Observational multicentre registry to update key interventions and new approaches with artificial intelligence for heart failure (OKINAWA-HF): a retrospective medical record-derived registry study protocol
Yoshino Kinjo, Haruno Nagata, Yuichiro Toma, Chikashi Nago, Mamoru Manita, Masanori Kakazu, Minoru Wake, Moriichi Sugama, Osahiko Sunagawa, Shinichiro Ueda, Kenya KusunoseIntroduction
The efficacy of guideline-directed medical therapy (GDMT) for heart failure has been established in clinical trials, but trial populations differ substantially from real-world clinical practice. Consequently, the real-world status of GDMT implementation, the patient-level factors that determine whether guideline-recommended targets are achieved and the clinical circumstances that limit optimisation remain poorly characterised.

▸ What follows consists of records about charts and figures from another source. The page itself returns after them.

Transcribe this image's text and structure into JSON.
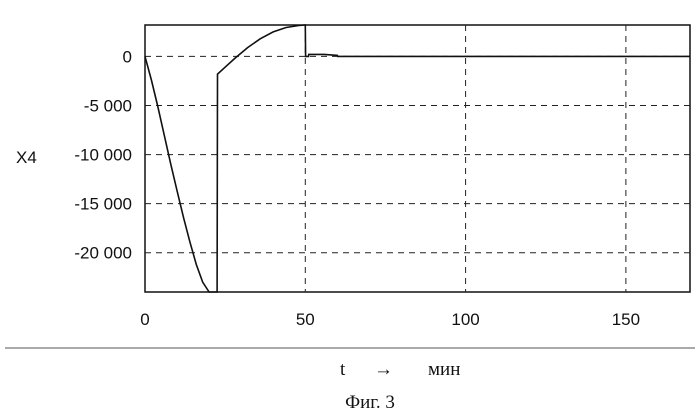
{
  "chart_data": {
    "type": "line",
    "title": "",
    "ylabel": "X4",
    "xlabel": "t",
    "xlabel_arrow": "→",
    "xunit": "мин",
    "caption": "Фиг. 3",
    "xlim": [
      0,
      170
    ],
    "ylim": [
      -24000,
      3200
    ],
    "grid": true,
    "x_ticks": [
      {
        "value": 0,
        "label": "0"
      },
      {
        "value": 50,
        "label": "50"
      },
      {
        "value": 100,
        "label": "100"
      },
      {
        "value": 150,
        "label": "150"
      }
    ],
    "y_ticks": [
      {
        "value": 0,
        "label": "0"
      },
      {
        "value": -5000,
        "label": "-5 000"
      },
      {
        "value": -10000,
        "label": "-10 000"
      },
      {
        "value": -15000,
        "label": "-15 000"
      },
      {
        "value": -20000,
        "label": "-20 000"
      }
    ],
    "series": [
      {
        "x": [
          0,
          2,
          4,
          6,
          8,
          10,
          12,
          14,
          16,
          18,
          20,
          22,
          22.5,
          22.6,
          25,
          28,
          32,
          36,
          40,
          44,
          48,
          50,
          50.1,
          51,
          51.1,
          56,
          60,
          60.1,
          100,
          150,
          170
        ],
        "y": [
          0,
          -2400,
          -5100,
          -8000,
          -10900,
          -13700,
          -16400,
          -18900,
          -21200,
          -23000,
          -24000,
          -24000,
          -24000,
          -1800,
          -1100,
          -200,
          900,
          1800,
          2500,
          2950,
          3150,
          3200,
          0,
          0,
          200,
          200,
          100,
          0,
          0,
          0,
          0
        ]
      }
    ]
  }
}
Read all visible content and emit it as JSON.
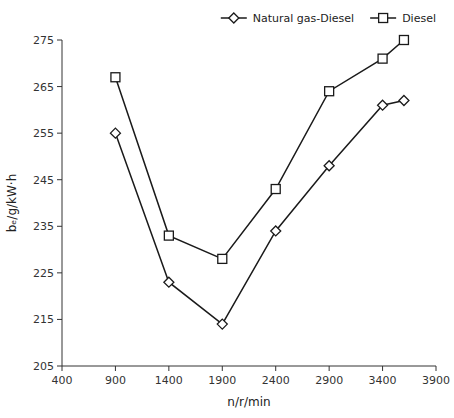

We designed the Observational Multicenter Registry to Update Key Interventions and New Approaches with Artificial Intelligence for Heart Failure registry, a retrospective multicentre study based on medical records from seven teaching hospitals in Okinawa, Japan, to address a central scientific question: how GDMT is implemented at discharge in routine care for patients hospitalised with heart failure and which patient-level and treatment-limiting factors explain incomplete implementation. Analyses of postdischarge outcomes and artificial intelligence (AI)-derived imaging variables are explicitly positioned as secondary and exploratory components.
Methods and analysis
Consecutive patients hospitalised for new-onset or worsening heart failure will be enrolled. Clinical characteristics, laboratory data, medication use, chest X-ray and echocardiographic images will be collected. The primary analyses will describe patterns of GDMT implementation, target-dose achievement and documented reasons for non-implementation and examine patient-level clinical characteristics and treatment-limiting factors associated with incomplete GDMT implementation and target-dose non-achievement. As a secondary objective, associations between guideline-based GDMT optimisation and postdischarge clinical outcomes will be examined descriptively and as hypothesis-generating analyses. Exploratory analyses will evaluate AI-derived imaging variables obtained from routinely acquired chest X-ray and echocardiography as standardised imaging phenotypes and assess their potential incremental prognostic value beyond conventional clinical and imaging variables.
Ethics and dissemination
The study is being conducted in accordance with the Declaration of Helsinki. Ethical approval was obtained through a centralised ethics review system at the University of the Ryukyus Hospital Ethics Committee, which served as the central reviewing body for this multicentre study. Under this centralised review framework, all participating institutions conducted the study based on this single ethical approval. On completion of data collection and analyses, the findings of this study will be disseminated through academic and clinical conferences, reports to funding agencies and publications in peer-reviewed journals. We will also conduct dissemination events to report the study findings and support their application in regional clinical practices.